To quantify the response of stream benthic communities to thaw slumps, the research team will sample benthic communities across a thaw slump activity gradient (undisturbed streams to heavily slump-impacted streams). Benthic communities along this gradient will be evaluated according to biological metrics related to species tolerance levels, ecological trait data and food web structure (i.e., carbon and nitrogen stable isotopes) that describe functional aspects of biological composition. First, an Extensive Spatial Study Design will be used to examine benthic communities from streams along the full disturbance gradient. Indirect gradient analysis will be used to determine whether disturbance levels can be differentiated on the basis of community composition (diatoms and macroinvertebrates), and direct gradient analysis will be used to discover the chemical and physical drivers of these patterns. Second, an Intensive Spatial Study Design will be used to more closely examine the mechanisms by which permafrost thaw slumping impacts benthic communities of streams. Benthic diatoms and macroinvertebrates will be sampled in a paired design of upstream and downstream of disturbances to control for the effects of among-stream variability. The research team will collect drift samples over 24-hour periods to determine the propensity of benthic macroinvertebrates emigrating from slump-impacted sites. Sediment traps deployed over the same period will estimate sediment movement. Benthic macroinvertebrate assemblages will be sampled and processed using well-established Environment Canada CABIN protocol to maintain consistency across the Arctic. Benthic diatoms will be collected and processed following the Eastern Canadian Diatom Index protocol.

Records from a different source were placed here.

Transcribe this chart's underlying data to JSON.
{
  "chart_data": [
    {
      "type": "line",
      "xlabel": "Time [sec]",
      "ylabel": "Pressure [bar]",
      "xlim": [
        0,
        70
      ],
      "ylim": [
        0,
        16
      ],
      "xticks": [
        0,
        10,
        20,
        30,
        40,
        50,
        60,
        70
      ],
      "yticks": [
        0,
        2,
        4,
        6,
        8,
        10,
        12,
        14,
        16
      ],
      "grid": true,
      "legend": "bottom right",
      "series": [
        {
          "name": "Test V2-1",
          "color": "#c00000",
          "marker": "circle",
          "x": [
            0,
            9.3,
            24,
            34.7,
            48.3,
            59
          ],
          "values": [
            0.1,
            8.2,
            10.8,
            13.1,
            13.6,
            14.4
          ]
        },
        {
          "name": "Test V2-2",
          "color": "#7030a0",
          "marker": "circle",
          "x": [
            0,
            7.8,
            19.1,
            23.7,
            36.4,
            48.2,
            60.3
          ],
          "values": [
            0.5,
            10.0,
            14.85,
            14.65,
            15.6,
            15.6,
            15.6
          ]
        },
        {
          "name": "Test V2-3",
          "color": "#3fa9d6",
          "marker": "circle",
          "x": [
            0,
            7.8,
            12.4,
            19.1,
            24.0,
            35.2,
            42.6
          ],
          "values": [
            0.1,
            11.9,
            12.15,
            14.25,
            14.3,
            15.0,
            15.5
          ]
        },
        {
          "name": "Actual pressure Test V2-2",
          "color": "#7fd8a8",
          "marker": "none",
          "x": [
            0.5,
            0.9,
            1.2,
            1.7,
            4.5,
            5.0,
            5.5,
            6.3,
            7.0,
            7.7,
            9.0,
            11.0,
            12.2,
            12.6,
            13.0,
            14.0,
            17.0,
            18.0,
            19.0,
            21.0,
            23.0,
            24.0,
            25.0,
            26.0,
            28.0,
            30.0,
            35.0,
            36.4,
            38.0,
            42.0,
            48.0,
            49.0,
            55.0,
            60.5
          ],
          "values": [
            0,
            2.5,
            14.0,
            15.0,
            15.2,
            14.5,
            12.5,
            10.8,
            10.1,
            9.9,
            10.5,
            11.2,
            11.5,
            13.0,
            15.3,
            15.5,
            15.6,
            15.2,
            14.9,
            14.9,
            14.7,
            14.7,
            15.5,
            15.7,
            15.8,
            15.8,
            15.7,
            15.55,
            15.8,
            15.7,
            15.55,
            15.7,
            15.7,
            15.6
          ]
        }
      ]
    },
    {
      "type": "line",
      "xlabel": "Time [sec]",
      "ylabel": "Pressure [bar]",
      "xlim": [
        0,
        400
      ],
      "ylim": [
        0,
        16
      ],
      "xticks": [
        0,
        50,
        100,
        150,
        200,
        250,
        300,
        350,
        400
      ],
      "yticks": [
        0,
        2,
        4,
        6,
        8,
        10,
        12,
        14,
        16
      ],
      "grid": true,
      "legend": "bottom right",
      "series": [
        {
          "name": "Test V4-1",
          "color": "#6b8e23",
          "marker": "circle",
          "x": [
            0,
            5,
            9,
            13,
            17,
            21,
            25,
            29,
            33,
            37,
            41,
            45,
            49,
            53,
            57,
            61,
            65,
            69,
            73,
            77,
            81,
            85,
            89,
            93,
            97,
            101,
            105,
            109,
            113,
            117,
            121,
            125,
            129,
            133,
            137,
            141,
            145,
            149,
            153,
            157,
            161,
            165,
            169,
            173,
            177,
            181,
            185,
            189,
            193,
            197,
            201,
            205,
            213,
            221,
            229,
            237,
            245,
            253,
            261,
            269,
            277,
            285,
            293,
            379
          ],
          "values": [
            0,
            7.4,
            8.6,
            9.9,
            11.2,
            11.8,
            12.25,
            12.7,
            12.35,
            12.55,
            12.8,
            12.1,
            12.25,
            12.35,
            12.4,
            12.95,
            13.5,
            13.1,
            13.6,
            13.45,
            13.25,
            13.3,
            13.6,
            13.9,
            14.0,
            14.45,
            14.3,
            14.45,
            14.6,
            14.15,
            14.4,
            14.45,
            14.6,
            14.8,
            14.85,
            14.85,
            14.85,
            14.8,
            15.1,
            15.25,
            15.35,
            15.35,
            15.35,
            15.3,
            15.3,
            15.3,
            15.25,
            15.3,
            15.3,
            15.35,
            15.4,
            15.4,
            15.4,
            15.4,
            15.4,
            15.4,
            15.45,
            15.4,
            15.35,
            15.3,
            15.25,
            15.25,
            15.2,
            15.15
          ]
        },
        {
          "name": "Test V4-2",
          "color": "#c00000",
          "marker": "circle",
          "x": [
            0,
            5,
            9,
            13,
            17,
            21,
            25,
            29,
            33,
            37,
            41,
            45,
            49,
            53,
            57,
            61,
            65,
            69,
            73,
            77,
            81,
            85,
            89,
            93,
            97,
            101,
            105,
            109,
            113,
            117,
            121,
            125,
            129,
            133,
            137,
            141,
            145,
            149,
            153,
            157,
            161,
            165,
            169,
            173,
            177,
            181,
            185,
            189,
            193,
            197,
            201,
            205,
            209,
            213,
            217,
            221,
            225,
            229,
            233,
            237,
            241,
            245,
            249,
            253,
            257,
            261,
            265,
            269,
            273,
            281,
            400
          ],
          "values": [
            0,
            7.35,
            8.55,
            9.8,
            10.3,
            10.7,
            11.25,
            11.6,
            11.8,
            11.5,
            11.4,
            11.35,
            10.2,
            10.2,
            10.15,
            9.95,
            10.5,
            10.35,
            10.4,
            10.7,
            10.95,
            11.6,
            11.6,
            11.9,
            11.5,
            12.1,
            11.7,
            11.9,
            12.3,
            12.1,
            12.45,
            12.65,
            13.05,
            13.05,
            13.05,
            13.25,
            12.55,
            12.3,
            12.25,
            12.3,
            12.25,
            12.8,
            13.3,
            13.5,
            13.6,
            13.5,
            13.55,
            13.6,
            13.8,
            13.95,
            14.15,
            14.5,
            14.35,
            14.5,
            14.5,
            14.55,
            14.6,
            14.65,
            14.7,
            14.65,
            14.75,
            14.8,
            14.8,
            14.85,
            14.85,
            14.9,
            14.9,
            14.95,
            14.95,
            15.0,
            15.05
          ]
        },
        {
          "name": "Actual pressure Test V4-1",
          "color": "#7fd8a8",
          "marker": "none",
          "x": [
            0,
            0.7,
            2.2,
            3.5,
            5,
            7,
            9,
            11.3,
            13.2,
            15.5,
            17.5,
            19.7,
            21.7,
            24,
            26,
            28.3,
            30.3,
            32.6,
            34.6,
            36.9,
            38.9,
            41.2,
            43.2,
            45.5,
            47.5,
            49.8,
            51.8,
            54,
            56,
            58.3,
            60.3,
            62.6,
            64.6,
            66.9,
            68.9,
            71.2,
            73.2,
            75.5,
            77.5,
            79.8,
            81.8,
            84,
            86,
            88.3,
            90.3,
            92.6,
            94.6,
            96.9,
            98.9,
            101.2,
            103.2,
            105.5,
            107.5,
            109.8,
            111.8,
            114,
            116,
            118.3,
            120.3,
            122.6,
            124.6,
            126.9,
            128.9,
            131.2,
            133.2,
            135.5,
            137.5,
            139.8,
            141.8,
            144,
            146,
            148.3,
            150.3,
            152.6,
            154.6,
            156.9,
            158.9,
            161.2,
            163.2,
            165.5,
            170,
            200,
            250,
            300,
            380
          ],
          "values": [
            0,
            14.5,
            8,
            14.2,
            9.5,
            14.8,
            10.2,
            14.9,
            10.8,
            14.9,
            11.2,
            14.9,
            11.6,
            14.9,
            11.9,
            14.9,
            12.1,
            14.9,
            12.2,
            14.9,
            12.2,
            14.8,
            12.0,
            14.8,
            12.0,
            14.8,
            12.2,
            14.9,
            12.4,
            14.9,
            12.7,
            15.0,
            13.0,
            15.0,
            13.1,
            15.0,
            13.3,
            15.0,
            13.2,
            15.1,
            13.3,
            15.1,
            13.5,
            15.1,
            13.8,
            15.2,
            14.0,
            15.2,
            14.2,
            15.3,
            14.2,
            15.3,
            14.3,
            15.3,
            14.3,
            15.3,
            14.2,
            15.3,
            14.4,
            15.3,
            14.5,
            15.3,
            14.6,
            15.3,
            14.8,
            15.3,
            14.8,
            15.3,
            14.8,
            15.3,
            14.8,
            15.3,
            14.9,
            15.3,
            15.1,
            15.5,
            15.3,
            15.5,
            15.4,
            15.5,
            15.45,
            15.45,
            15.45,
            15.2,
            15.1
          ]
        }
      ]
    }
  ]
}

Objective 4. Determine long-term consequences of climate change on vegetation and geomorphic activity.

Sediment cores from lakes and from peat deposits will be collected to determine vegetation changes since the Medieval Warm Period. Sediment sampling and lab methodology are standard, which permit comparison to previous work and to modern calibration samples. Cores are collected using a Livingstone sampler, processed for pollen in the lab and dated. Multivariate and time series statistical methods are used along with a modern pollen database to quantify changes in the vegetation. These results will be related to the results from the stream surveys, and permit the understanding of long-term impacts of slump activity on aquatic systems.

Community members will be directly involved with the scientific program either as field assistants (i.e. taking stream discharge measurements, collecting stream water samples) or working as wildlife monitors.

Several community members will be directly involved with the scientific program either as field assistants (i.e. taking stream discharge measurements, collecting stream water samples) or working as wildlife monitors.

The research team are planning on presenting the results to the local communities through school workshops. Last year, we were the first to bring Let’s Talk Science, developed by Science Travels, to northern communities (Inuvik, Tsiigehtchic, Whitehorse) and the activity was well received. These outreach programs are mainly aimed at teenagers and school-aged children, but would be open to all interested members of the community.

The project results will be shared within the scientific community through various conferences, both national and international, and peer-reviewed publications.

The fieldwork for this study will be conducted from July 26, 2015 to August 7, 2015.